I'm using awk to merge multiple (>3) files, and I want to keep the headers. I found a previous post that does exactly what I need, but I don't quite understand what's happening. I was hoping someone could walk me through it so I can learn from it! (I tried commenting on the original post but did not have enough reputation)
This code
awk '{a[FNR]=((a[FNR])?a[FNR]FS$2:$0)}END{for(i=1;i<=FNR;i++) print a[i]}' f*
transforms the input files as desired. See example tables below.
Input files:
file1.txt:
id value1
a 10
b 30
c 50
file2.txt:
id value2
a 90
b 30
c 20
file3.txt:
id value3
a 0
b 1
c 25
desired output
merge.txt:
id value1 value2 value3
a 10 90 0
b 30 30 1
c 50 20 25
Again, here's the code
awk '{a[FNR]=((a[FNR])?a[FNR]FS$2:$0)}END{for(i=1;i<=FNR;i++) print a[i]}' f* > merge.txt
I'm having trouble understanding the first part of the code {a[FNR]=((a[FNR])?a[FNR]FS$2:$0)}
, but understand the loop in the second part of the code.
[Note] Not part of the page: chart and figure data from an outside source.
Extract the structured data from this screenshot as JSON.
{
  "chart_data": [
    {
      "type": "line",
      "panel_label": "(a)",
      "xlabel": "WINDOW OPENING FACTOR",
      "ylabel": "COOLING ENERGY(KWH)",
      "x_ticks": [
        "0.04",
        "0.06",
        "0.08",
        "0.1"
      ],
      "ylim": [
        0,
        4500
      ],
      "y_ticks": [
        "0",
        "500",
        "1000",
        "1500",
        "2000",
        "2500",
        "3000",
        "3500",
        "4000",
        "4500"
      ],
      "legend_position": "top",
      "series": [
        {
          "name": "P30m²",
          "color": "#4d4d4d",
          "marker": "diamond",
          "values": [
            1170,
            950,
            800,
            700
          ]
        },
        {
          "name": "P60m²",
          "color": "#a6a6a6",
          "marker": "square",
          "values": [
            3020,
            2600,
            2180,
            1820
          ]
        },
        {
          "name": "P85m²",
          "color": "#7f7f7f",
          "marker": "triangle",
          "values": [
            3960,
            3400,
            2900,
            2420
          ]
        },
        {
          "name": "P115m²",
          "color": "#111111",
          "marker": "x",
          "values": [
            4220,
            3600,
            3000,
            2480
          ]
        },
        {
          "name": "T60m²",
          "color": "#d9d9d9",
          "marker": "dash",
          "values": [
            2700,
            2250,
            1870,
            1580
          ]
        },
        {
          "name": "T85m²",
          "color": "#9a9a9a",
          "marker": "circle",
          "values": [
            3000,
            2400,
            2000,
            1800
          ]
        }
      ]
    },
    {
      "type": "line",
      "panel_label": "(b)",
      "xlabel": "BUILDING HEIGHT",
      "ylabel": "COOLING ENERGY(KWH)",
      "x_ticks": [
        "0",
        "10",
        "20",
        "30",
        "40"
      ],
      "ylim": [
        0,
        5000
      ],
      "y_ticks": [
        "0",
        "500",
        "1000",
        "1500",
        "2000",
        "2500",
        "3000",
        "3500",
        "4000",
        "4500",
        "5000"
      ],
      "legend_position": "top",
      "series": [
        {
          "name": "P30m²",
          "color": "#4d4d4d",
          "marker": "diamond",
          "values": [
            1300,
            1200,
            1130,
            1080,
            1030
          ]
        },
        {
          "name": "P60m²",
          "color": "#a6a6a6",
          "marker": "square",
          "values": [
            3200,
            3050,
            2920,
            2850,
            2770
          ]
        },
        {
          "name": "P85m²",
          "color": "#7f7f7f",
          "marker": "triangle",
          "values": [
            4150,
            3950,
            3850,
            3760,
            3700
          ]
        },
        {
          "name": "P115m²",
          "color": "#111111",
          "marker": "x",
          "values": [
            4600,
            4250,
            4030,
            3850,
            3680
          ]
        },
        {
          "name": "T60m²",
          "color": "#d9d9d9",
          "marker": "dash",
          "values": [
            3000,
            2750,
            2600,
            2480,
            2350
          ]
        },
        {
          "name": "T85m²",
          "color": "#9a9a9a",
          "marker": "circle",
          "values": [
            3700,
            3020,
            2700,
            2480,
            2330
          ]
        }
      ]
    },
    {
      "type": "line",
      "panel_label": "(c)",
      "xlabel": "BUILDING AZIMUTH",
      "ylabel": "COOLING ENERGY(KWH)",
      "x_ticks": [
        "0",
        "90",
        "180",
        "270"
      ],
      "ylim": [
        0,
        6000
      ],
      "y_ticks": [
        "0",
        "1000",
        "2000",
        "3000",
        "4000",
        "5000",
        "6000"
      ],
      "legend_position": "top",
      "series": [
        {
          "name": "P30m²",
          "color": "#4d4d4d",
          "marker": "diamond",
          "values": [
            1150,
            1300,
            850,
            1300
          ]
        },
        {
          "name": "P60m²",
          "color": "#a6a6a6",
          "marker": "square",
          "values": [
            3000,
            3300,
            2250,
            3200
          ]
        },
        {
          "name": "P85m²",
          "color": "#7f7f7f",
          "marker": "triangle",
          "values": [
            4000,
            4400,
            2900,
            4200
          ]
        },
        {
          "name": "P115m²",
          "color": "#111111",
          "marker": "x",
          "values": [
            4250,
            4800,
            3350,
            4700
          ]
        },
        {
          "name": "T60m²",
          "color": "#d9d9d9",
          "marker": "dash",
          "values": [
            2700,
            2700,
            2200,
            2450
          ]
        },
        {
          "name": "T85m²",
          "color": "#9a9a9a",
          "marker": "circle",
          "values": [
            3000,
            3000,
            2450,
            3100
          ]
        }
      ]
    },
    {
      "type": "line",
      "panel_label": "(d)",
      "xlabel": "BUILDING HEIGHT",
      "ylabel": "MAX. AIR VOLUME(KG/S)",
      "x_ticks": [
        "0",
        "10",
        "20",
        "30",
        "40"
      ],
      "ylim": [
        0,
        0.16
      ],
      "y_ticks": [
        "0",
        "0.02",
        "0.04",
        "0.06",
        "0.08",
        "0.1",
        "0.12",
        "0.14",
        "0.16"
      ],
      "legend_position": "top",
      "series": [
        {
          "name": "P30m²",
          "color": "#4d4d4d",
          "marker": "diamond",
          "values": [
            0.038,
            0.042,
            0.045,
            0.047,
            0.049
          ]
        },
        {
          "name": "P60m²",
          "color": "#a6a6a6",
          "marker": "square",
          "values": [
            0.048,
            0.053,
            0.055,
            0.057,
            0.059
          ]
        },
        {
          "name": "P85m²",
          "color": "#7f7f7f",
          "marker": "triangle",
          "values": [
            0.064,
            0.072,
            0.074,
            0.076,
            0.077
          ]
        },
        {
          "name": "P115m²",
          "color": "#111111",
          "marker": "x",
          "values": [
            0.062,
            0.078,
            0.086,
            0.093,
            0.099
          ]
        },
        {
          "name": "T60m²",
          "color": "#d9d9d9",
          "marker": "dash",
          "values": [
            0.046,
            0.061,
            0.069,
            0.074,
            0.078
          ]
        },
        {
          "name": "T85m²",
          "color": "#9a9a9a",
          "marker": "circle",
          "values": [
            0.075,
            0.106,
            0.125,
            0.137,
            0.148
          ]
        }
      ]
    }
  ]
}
I think in the first part of the code, an array is being established. The code runs through and check for matching records on the first column id
, and if there's a match then append the second column ($2
) value
and print the entire record ($0
).
But...I don't understand the beginning syntax. When is it established that the first column id
is the same across all three files and to only add the second column?